Burada bizim için büyük bir ders var. İnsan, hiç beklemediği bir zamanda, hiç beklemediği bir teklifle karşılaşabilir. Bu teklif, maddî bakımdan çok câzib de olabilir. Yapılan teklif iyi niyetli de olsa, yapılacak iş meşru da olsa, her işde esas olan liyâkat ve ehliyetdir. İnsan, yapamayacağı bir işe aslâ tâlib olmamalı, ez kazâ kendisine böyle bir teklif gelirse de aslâ kabûl etmemelidir. Aksi takdirde vebâli pek büyük olur.

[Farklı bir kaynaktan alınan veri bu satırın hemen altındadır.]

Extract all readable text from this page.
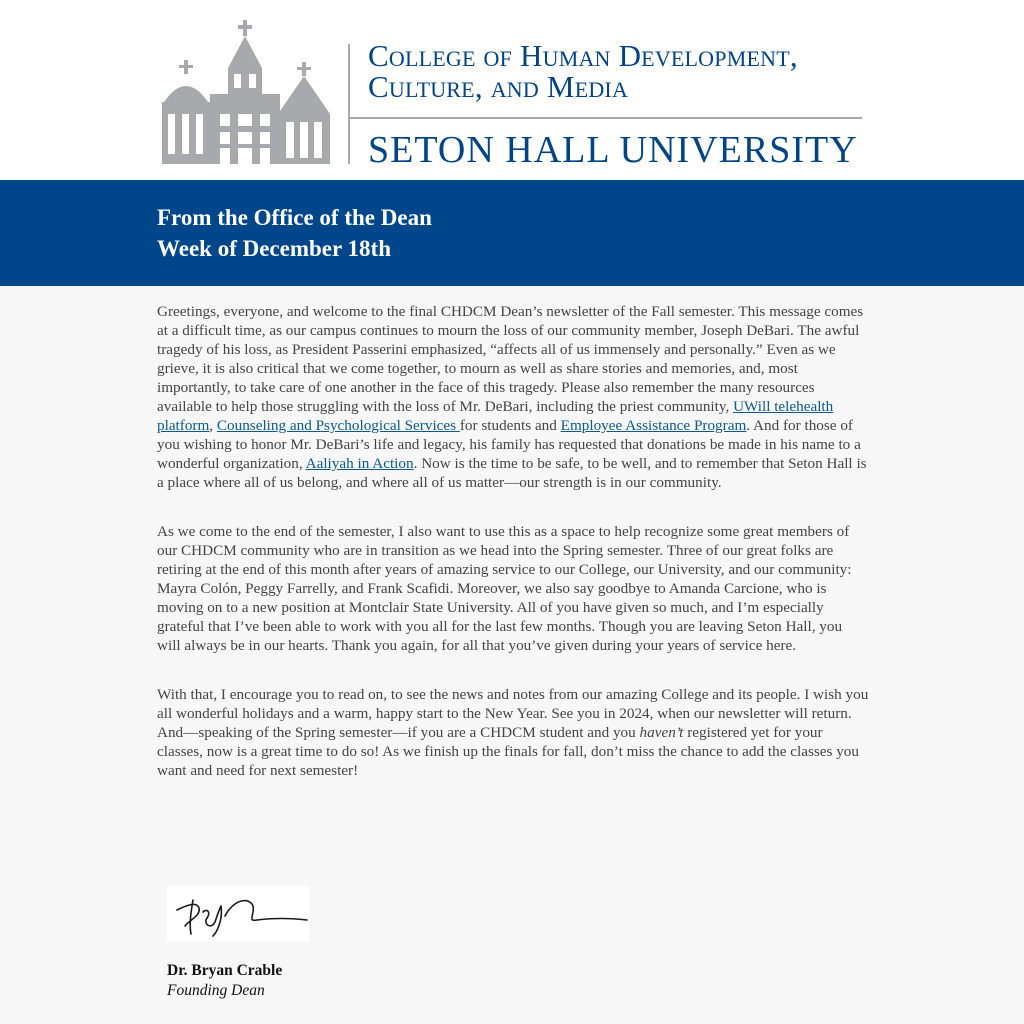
College of Human Development,
Culture, and Media
SETON HALL UNIVERSITY
From the Office of the Dean
Week of December 18th

Greetings, everyone, and welcome to the final CHDCM Dean’s newsletter of the Fall semester. This message comes at a difficult time, as our campus continues to mourn the loss of our community member, Joseph DeBari. The awful tragedy of his loss, as President Passerini emphasized, “affects all of us immensely and personally.” Even as we grieve, it is also critical that we come together, to mourn as well as share stories and memories, and, most importantly, to take care of one another in the face of this tragedy. Please also remember the many resources available to help those struggling with the loss of Mr. DeBari, including the priest community, UWill telehealth platform, Counseling and Psychological Services for students and Employee Assistance Program. And for those of you wishing to honor Mr. DeBari’s life and legacy, his family has requested that donations be made in his name to a wonderful organization, Aaliyah in Action. Now is the time to be safe, to be well, and to remember that Seton Hall is a place where all of us belong, and where all of us matter—our strength is in our community.

As we come to the end of the semester, I also want to use this as a space to help recognize some great members of our CHDCM community who are in transition as we head into the Spring semester. Three of our great folks are retiring at the end of this month after years of amazing service to our College, our University, and our community: Mayra Colón, Peggy Farrelly, and Frank Scafidi. Moreover, we also say goodbye to Amanda Carcione, who is moving on to a new position at Montclair State University. All of you have given so much, and I’m especially grateful that I’ve been able to work with you all for the last few months. Though you are leaving Seton Hall, you will always be in our hearts. Thank you again, for all that you’ve given during your years of service here.

With that, I encourage you to read on, to see the news and notes from our amazing College and its people. I wish you all wonderful holidays and a warm, happy start to the New Year. See you in 2024, when our newsletter will return. And—speaking of the Spring semester—if you are a CHDCM student and you haven’t registered yet for your classes, now is a great time to do so! As we finish up the finals for fall, don’t miss the chance to add the classes you want and need for next semester!

Dr. Bryan Crable
Founding Dean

Mes'eleye bir başka açıdan bakarsak bir de şunu görürüz. Efendi Hazretleri, hayâtını irşâd hizmetine adamış yani kendisini bu işe vakfetmiş bir insandı. Böyle mukaddes bir vazîfe ile şereflenen bir kimse, hiç onu bırakır da dünyevî bir kazanç ya da makâm peşinde koşar mı? Elbette koşmaz. Efendi Hazretleri, işte bu sebeble, Cenâb-ı Hakk'ın irşâd ordusunda bir nefer olmayı, Yemen imâmının ordusunda paşa olmaya tercih etmişdir.Şeyh Mansûr Efendi, sâdâtdan imiş. Bu yüzden de Medîne-i Münevvere'de ne kadar ziyâretgâh varsa hepsini tek tek bilirmiş. Efendi Hazretlerini her yere bizzat o götürmüş. O yıllarda hacca giden herkes delîl adı verilen rehberlerden tutar ve onların rehberliğinde gezermiş. Bu rehberler hacıları sadece belli başlı birkaç ziyâretgâha götürürmüş. Efendi Hazretleri, Şeyh Mansûr Efendi sâyesinde Medîne-i Münevvere'deki her ziyâretgâha gidebilmiş olmayı Cenâb-ı Hakk'ın büyük bir lutfu olarak zikreder ve Allah'a şükrederdi. Efendi Hazretleri, "İnsanlara teşekkür etmeyen Allah'a şükretmiş olmaz" düstûrunca, Şeyh Mansûr Efendi'nin bu iyiliğine mukâbele olarak da bir sonraki haccında ona kıymetli bir kitap hediye etmişdir.